Mara Ngounou
The smoke from the cooking fires still haunts me sometimes, curling in my memory like it did in my grandmother’s kitchen all those years ago. I was nine, sent to the village for the long holidays. It was supposed to be a break from city life, but it turned into something far darker.
I remember the evening it began. My cousin, barely older than me, pulled me aside, her face pale and drawn. “Grandmother pressed a hot spatula to my chest,” she whispered. I thought she was lying or exaggerating. How could something like that happen in the name of care?
It wasn’t long before it was my turn. The first time, she felt my chest, frowning at the small beginnings of my womanhood. “It’s time,” she said, her voice calm as if we were discussing supper. When I saw the glowing spatula in her hand, my knees went weak.
The pain was indescribable. I screamed until my throat gave out, but no one came. Days turned into weeks, each one worse than the last. She bound my chest so tight it hurt to breathe. I ran once, hiding in the forest until nightfall. When they found me, my uncle promised protection.

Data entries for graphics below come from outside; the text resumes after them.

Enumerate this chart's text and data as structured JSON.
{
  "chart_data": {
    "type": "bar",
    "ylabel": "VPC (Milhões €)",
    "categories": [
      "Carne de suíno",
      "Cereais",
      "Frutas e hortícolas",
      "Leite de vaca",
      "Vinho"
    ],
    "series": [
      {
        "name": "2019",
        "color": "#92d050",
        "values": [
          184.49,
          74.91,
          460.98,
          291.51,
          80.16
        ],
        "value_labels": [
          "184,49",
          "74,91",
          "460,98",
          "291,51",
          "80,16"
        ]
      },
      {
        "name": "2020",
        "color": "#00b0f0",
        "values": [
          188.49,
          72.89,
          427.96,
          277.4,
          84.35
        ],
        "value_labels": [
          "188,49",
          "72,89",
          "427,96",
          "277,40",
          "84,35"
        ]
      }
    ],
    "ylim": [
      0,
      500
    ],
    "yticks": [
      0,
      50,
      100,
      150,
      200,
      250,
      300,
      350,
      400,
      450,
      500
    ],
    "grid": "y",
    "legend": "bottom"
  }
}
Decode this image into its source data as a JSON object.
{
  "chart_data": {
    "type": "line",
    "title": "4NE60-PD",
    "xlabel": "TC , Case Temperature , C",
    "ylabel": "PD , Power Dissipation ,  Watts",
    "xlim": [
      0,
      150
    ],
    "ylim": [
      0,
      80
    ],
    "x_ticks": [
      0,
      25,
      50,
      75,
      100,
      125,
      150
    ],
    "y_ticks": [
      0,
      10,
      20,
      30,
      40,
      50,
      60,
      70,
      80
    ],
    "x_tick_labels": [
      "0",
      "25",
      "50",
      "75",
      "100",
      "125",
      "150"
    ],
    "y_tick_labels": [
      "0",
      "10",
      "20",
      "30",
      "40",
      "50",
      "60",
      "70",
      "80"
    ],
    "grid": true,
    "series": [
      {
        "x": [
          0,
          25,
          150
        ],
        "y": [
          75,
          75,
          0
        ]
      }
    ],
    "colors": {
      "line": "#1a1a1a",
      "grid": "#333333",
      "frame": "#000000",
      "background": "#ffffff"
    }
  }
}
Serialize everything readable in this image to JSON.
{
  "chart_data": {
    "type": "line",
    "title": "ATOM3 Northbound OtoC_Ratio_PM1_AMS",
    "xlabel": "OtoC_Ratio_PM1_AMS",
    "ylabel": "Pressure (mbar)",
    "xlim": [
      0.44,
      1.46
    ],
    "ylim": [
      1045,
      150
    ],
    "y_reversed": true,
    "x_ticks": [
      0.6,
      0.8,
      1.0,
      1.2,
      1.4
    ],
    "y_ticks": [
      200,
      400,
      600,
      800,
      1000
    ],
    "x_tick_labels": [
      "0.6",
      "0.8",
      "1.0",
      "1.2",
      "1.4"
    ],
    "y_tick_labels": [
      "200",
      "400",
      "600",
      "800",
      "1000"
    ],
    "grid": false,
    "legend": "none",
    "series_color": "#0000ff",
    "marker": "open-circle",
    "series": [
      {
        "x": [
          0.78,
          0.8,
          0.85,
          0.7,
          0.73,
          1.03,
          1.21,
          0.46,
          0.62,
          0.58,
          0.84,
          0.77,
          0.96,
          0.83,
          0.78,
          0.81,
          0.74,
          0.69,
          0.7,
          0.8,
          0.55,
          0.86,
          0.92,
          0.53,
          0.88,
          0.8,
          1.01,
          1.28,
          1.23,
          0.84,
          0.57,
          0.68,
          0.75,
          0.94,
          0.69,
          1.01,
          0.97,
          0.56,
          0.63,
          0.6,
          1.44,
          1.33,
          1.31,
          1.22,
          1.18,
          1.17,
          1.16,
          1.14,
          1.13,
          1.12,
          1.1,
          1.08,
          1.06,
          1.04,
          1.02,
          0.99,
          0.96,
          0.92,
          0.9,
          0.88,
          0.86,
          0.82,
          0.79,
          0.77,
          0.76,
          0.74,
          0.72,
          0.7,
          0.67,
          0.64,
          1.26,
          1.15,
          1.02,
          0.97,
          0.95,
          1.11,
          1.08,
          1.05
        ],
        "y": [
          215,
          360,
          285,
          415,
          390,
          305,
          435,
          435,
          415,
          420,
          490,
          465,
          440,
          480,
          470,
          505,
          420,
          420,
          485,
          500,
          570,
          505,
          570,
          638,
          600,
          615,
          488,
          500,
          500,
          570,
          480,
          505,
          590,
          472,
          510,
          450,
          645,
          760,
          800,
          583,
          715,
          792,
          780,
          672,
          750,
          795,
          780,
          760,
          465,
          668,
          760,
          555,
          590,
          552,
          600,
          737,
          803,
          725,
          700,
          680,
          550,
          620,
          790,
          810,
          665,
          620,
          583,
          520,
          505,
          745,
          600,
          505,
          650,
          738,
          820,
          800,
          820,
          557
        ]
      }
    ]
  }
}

That night, he came into the room where I slept. His hands weren’t like my grandmother’s, but they hurt just the same. The blood, the disbelief, the betrayal—it all merged into one endless nightmare. I tried to tell someone, anyone. But they laughed. “You’re just a child,” they said.
For years, I carried those scars—not just on my chest but deep inside me. Then, at 24, I stumbled into a workshop hosted by an organization for women like me. It was the first time someone listened to my story without judgment.
Now, at 32, I live in Yaoundé, Cameroon, and I’m the one standing in classrooms and community centers, telling girls the truth no one told me: Your body belongs to you. Today, I spoke to a group of third graders. Their faces were so young, their questions so raw.
“Will it stop?” one girl asked after everyone else had gone. I knelt down and looked her in the eye. “It will stop,” I said. “If we stand together, it will stop.”